Chris Upton looks at the history of the Saracen’s Head, now it has got a new lease of life.
A little over four years ago I wrote an article for the Birmingham Post concerning the buildings around Kings Norton Green, that is, the Saracen’s Head and Old Grammar School. It was the best way I knew to support the Kings Norton campaign to win BBC Restoration 2004.
Unusually, this turned out to be a story with a happy ending. Kings Norton won, as you know, and with that success came £3 million of Heritage Lottery money towards the restoration of the two buildings. This was not the end of the campaign, of course, but the beginning; nor was it all the cash which was needed to do justice to these two venerable and unique structures.
The sale of the parish hall and land in Westhill Road helped to make up the short-fall. But in September 2008 restoration work was complete and what we must now learn to call St Nicolas Place officially opened for business.

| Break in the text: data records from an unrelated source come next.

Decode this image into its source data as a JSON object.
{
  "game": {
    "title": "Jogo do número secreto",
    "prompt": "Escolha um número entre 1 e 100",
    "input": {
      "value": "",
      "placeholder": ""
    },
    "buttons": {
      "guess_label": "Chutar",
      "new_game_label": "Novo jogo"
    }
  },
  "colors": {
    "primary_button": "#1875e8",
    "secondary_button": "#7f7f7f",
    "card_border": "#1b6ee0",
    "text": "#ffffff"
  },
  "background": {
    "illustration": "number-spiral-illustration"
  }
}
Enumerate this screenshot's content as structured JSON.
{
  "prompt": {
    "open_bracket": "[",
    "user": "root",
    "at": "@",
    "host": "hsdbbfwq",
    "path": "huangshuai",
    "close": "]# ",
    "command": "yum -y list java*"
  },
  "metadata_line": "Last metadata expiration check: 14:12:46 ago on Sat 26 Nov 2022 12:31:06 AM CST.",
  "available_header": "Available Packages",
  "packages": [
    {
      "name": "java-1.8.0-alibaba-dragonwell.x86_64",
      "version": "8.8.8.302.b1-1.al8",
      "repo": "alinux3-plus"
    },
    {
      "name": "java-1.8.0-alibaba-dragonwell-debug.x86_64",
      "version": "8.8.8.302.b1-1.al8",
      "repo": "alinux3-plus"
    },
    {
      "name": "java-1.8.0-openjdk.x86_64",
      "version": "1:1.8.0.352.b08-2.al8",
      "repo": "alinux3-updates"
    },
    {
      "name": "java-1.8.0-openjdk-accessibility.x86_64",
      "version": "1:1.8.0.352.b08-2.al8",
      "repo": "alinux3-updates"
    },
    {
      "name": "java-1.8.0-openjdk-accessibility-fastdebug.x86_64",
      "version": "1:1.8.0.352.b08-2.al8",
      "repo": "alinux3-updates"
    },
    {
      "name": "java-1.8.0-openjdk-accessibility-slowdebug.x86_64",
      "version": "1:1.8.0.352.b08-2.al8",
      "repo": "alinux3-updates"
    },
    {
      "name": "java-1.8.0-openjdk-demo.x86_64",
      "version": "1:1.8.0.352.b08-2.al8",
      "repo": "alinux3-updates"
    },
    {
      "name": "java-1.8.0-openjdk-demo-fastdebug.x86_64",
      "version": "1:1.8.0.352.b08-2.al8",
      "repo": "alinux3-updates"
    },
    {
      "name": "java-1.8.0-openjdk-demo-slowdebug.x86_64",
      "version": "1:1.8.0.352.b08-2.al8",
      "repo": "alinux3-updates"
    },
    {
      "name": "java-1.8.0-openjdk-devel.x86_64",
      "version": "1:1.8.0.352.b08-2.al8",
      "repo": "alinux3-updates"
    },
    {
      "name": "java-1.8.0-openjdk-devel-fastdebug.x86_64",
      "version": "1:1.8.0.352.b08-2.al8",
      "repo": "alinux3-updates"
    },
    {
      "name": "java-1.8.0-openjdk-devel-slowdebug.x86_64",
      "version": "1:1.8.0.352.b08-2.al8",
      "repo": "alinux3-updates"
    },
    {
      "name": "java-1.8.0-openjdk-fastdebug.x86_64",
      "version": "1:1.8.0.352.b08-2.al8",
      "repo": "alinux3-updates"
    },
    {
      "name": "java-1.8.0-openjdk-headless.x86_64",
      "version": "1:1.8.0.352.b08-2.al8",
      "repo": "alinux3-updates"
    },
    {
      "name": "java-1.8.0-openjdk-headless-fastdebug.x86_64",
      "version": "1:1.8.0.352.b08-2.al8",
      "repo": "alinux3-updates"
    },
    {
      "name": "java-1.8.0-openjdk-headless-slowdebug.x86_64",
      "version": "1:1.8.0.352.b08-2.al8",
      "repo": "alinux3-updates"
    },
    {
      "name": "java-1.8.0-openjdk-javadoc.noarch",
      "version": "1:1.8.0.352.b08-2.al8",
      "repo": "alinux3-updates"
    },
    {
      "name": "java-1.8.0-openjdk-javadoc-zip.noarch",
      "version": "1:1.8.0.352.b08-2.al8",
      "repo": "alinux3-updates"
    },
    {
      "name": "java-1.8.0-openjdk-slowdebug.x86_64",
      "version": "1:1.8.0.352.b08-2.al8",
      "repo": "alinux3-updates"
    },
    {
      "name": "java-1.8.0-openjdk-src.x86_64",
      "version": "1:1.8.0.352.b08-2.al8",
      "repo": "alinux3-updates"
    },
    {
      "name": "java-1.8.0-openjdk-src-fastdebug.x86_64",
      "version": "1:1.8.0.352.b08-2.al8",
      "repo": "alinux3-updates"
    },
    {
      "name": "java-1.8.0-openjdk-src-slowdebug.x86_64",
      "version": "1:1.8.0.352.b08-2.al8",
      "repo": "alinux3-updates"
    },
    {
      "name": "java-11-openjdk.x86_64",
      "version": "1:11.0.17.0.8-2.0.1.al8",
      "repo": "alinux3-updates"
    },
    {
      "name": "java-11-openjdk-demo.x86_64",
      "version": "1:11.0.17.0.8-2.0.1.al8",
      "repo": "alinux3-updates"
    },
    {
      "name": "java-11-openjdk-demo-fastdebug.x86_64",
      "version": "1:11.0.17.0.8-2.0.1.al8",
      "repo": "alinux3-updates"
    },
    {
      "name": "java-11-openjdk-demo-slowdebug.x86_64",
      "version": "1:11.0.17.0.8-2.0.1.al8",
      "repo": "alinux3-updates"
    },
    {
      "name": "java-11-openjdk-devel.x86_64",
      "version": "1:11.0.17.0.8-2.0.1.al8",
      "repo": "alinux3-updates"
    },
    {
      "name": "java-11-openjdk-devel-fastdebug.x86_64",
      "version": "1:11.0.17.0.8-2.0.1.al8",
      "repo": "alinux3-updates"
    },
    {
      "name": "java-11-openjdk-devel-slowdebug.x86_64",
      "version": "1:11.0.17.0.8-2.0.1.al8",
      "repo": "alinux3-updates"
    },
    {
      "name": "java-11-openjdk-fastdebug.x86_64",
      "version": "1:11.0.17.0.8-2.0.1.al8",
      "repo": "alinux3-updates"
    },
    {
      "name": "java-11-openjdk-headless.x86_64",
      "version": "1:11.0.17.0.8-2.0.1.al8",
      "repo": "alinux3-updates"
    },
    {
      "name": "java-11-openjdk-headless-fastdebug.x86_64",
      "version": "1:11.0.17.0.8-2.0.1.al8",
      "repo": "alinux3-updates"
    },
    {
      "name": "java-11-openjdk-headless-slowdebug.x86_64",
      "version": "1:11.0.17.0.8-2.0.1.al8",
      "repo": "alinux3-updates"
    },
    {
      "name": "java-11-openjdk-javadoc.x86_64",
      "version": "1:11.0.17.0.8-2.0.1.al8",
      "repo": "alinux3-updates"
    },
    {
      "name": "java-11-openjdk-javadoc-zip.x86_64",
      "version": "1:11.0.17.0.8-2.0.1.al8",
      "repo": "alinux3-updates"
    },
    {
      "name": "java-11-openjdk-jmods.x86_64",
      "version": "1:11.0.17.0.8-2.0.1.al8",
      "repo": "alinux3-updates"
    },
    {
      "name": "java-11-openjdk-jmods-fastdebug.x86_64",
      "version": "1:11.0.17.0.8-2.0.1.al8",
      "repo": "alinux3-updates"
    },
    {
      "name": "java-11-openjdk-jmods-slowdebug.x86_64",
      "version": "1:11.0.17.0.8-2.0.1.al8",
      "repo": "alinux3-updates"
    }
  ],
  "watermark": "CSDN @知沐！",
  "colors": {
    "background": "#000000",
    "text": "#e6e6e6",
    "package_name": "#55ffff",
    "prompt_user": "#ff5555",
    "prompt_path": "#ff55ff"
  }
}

The four-year project has not been just about design and build; research and archaeology has contributed to a much greater knowledge of the buildings. It has not answered all the questions and, indeed, has posed some new ones. But we know a lot more than we did when I wrote my piece in 2004. Time, then, to update the story.
Documentary evidence (compiled by Stephen Price and George Demidowicz) has taken the history of the Saracen’s Head site back to the 13th Century. At this point it was held by one Adam Bissemore from the Prior of Worcester. The archaeology undertaken by Birmingham Archaeology in 2006 and 2007 has confirmed 13th-century occupation, and the presence of a substantial ditch, which separated the churchyard from the adjacent properties. This ditch was filled in the 1200s, probably allowing property-owners to creep closer to the church.
By the 15th Century the site was in the hands of two men: John Colmore and Ruchard Mydelton, familiar surnames in the history of Birmingham. In 1433 they sold the land to the Rotsey family, and here the story begins in earnest.
The Rotseys were wealthy wool merchants or wool staplers, farming at Colmers Farm in Rednal, at the far end of Kings Norton parish, and exporting wool or cloth to the Continent. It was a very lucrative business and by the 1490s Humphrey Rotsey was in a position to display his status in the shape of a new house. He chose the most prominent pitch in the village, facing the church and adjoining the Green, which served also as a market-place.
The north range was built in 1492, a date confirmed by dendrochronology. Rotsey’s front door, now happily reinstated, faced the churchyard, with kitchen and service wing on the right, and hall and parlour on the left.
Within 20 years, however, Rotsey was building again, adding an angled range at the north-west, and a long east range, stretching as far as what is now the Bull’s Head. The east range served as Rotsey’s business headquarters, with shopping and storage and a cart entrance. Almost certainly he built behind, too, but these buildings were removed in the 19th Century.
The Rotseys’ house and shops were far from unique in Kings Norton. When John Leland visited the place in about 1540 he described it as “a praty uplandishe towne, and there be some faire howses in it of staplears, that use to by wolle.”
Eventually, however, the market dropped out of wool and the Rotseys drifted away. A succession of owners followed until, in 1771, the property was bought by Richard Lea, and he turned part of the east range into an inn. Lea increased the depth of the bar room facing the Green by adding a wall under the Tudor jetty, giving an additional yard or so of space. By 1796, if not before, the inn was known by the name of the Saracen’s Head.
Quite how successful the pub business was is open to question. There were, after all, two pubs - the Saracen’s Head and the Bull’s Head - almost next door to each other, and another two on the far side of the Green.
At this point I can add a bit of my own research. Poor Law records show that during the 1860s the Kings Norton guardians of the poor were even renting Lea’s cottages to house tramps from the workhouse, and Richard Brettell Lea was paid to look after them as tramp-master - quite a social change, both in the house and in the area. Once the home of the wealthiest man in Kings Norton, the Saracen’s Head was now housing homeless paupers.
Nevertheless, the property was purchased as a business by Atkinson’s brewery in 1887, and they added new toilets, kitchen and store-rooms at the rear. There was also a bowling green at the back. These were the elements taken down during the recent restoration work, along with the false front erected by Richard Lea. What’s left today, then, is the building as it was in Tudor times, with the exception of the back quarters pulled down in the 19th Century.
The property was subsequently taken over by M&B, at a time when quaint, timber-framed pubs were not in fashion. While the Bull’s Head was pulled down and rebuilt in 1901, the Saracen’s Head was considered surplus to requirements. In 1930 the brewery handed the north range and the Saracen’s Head to the parish, retaining the land at the back and the cottages (now gone) which still stood between the two pubs.
Thus the parish inherited a collection of venerable but expensive buildings, and a continuous battle to keep them in good repair. The north range they used to house the verger and family while the east range was put to various parish uses as offices and meeting rooms. As today the building had to pay its way.
But, after four years’ hard work and many years of fund-raising before that, the people of Kings Norton have facilities new and very old to enjoy and make use of.